このころになると、スイリは味がわからなくなっていた。
何を食べてもわからないのだ。砂を食むようであった。
ただ寝て、起きて、勉強して、また寝る。
その日々の繰り返しであった。
そんなある日、前回採寸に来たウェディングドレスの縫い師達から苦言を言われたのであった。
「お嬢様、婚姻時にダイエットされて綺麗に当日を迎えたい気持ちは、私共十分心得ております。しかし、お嬢様は既にとてもお痩せになっておられます。これ以上痩せては私共の作成するドレスも似合わなくなってしまう可能性がございますので、お食事をとられてください」っと・・・。

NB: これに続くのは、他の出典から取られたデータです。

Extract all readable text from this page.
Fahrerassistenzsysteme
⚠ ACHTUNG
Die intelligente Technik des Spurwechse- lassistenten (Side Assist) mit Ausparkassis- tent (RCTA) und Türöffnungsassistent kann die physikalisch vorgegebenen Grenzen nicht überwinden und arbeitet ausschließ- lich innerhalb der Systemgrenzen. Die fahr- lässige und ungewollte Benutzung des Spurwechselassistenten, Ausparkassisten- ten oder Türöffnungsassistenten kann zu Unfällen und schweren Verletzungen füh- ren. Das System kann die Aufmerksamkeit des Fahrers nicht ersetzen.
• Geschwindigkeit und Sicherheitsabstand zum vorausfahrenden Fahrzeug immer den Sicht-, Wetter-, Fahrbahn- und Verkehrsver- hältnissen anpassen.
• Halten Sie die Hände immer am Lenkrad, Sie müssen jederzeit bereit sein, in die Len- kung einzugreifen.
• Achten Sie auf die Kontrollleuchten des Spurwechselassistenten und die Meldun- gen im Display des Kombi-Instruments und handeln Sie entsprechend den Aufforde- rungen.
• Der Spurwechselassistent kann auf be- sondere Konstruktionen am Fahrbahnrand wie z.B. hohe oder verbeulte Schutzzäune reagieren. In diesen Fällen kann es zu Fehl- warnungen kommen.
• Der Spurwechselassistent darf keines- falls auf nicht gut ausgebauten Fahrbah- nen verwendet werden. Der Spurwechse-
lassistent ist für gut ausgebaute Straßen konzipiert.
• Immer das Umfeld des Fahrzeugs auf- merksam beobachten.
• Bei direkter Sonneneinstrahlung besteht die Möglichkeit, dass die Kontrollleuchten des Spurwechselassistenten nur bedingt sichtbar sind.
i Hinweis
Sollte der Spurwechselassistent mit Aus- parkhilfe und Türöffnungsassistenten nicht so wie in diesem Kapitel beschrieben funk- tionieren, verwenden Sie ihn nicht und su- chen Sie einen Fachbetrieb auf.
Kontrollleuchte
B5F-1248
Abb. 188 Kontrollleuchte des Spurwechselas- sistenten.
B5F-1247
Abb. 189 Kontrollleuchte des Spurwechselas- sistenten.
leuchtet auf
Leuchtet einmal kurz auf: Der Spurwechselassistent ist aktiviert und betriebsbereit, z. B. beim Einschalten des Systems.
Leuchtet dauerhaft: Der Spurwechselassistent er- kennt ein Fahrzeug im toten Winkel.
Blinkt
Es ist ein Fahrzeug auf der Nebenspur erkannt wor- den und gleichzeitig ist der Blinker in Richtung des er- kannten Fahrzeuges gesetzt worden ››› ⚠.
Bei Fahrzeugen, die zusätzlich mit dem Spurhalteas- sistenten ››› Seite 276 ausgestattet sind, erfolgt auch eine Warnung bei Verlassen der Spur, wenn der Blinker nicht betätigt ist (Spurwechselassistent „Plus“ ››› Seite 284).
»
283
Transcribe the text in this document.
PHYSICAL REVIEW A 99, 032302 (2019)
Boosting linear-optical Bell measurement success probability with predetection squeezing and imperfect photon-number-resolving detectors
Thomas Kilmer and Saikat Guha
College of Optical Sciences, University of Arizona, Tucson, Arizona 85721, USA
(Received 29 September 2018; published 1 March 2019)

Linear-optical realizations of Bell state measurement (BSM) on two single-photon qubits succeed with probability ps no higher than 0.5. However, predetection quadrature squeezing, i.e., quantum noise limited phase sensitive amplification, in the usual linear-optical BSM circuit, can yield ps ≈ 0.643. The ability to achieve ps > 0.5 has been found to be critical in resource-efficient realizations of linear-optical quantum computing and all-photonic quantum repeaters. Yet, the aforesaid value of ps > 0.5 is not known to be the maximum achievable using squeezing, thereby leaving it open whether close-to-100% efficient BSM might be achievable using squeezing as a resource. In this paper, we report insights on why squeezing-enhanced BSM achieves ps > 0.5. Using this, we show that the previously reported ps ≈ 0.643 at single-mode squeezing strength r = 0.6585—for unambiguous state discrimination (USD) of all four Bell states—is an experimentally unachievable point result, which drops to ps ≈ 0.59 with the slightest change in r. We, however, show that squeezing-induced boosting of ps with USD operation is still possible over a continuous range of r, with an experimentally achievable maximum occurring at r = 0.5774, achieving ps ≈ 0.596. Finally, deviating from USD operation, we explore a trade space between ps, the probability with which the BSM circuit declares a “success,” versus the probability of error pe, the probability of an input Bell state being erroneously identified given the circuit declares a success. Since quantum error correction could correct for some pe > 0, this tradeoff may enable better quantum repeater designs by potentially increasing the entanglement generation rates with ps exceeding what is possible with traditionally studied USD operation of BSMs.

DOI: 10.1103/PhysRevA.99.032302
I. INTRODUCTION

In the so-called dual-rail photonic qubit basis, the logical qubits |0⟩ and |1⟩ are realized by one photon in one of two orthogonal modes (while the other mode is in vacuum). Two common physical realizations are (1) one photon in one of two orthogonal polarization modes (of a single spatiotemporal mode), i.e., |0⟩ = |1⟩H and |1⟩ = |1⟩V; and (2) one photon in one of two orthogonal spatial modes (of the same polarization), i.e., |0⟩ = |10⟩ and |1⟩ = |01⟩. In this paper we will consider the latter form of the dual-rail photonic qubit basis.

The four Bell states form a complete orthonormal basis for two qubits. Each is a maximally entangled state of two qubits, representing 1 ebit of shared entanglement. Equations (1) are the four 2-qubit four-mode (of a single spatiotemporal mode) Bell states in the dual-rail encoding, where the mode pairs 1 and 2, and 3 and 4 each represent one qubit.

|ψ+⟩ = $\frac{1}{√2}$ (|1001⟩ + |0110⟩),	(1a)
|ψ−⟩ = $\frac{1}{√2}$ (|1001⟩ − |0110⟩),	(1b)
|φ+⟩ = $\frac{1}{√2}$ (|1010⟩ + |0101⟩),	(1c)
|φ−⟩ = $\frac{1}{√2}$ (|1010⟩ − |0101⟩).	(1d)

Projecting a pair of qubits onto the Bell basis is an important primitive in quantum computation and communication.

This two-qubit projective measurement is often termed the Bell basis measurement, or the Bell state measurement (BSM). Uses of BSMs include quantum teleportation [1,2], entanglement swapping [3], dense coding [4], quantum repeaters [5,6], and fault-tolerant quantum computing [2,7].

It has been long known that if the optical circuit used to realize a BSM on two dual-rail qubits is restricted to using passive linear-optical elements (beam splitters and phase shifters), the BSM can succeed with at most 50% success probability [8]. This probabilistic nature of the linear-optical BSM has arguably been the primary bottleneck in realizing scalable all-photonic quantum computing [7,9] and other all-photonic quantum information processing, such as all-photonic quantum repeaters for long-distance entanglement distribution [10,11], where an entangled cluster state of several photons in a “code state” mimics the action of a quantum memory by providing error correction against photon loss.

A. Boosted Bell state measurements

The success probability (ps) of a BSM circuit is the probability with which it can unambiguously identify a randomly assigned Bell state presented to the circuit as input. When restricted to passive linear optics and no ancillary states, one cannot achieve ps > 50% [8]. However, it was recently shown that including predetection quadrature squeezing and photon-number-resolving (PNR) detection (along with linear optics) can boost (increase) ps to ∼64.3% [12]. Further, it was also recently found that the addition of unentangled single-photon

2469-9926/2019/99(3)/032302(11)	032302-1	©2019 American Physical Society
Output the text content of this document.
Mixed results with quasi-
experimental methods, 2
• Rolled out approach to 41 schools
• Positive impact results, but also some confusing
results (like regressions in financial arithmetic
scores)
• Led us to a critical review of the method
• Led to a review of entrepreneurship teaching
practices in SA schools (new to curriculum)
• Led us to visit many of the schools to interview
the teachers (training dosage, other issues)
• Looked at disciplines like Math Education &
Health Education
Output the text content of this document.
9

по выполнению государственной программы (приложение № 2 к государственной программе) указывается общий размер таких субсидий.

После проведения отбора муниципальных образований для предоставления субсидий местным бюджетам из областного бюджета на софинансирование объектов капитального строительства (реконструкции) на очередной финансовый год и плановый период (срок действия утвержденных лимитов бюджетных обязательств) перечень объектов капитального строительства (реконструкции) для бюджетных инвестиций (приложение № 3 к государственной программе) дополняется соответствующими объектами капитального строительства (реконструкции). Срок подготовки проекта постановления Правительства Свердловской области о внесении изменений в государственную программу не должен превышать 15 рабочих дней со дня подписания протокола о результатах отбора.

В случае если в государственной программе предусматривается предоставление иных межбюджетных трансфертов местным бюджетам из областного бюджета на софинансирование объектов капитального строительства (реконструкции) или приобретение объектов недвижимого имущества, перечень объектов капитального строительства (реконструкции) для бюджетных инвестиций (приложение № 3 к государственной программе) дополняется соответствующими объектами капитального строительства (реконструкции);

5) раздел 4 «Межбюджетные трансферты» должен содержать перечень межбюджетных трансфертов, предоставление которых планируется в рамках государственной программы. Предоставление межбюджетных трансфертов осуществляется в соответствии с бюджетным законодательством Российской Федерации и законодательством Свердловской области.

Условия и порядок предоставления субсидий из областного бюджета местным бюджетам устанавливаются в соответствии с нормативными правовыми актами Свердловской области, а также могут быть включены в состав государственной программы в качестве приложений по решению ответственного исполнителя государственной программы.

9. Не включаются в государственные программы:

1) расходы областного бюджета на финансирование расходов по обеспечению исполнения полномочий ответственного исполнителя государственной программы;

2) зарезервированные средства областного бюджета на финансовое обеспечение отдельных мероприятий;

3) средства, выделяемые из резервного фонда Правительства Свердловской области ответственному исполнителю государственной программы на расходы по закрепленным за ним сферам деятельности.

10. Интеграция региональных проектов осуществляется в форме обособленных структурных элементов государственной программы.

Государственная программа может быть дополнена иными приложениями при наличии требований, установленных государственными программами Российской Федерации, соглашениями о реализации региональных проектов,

スイリは、「わかったわ」と久しぶりに声を発するのであった。
そして、あの日以来、父はちょくちょく屋敷に帰るようになってきていた。
まるで生前母が生きていた時代の様に・・・。
一緒に食卓をと執事長から進められ席に着く。
父と向かい合わせに座るが、お互い無言であった。
やがて、それぞれのリクエストに合わせたメニューが配膳される。
父はフルコースでゆっくり食事をするが、スイリは栄養化が高く、飲み込み易いものをと・・・。
スイリは流し込むように夕食を終え、そそくさと食卓を後にするのであった。
シーナ家の食卓には、依然として温かみと談笑が訪れることはなかったのであった。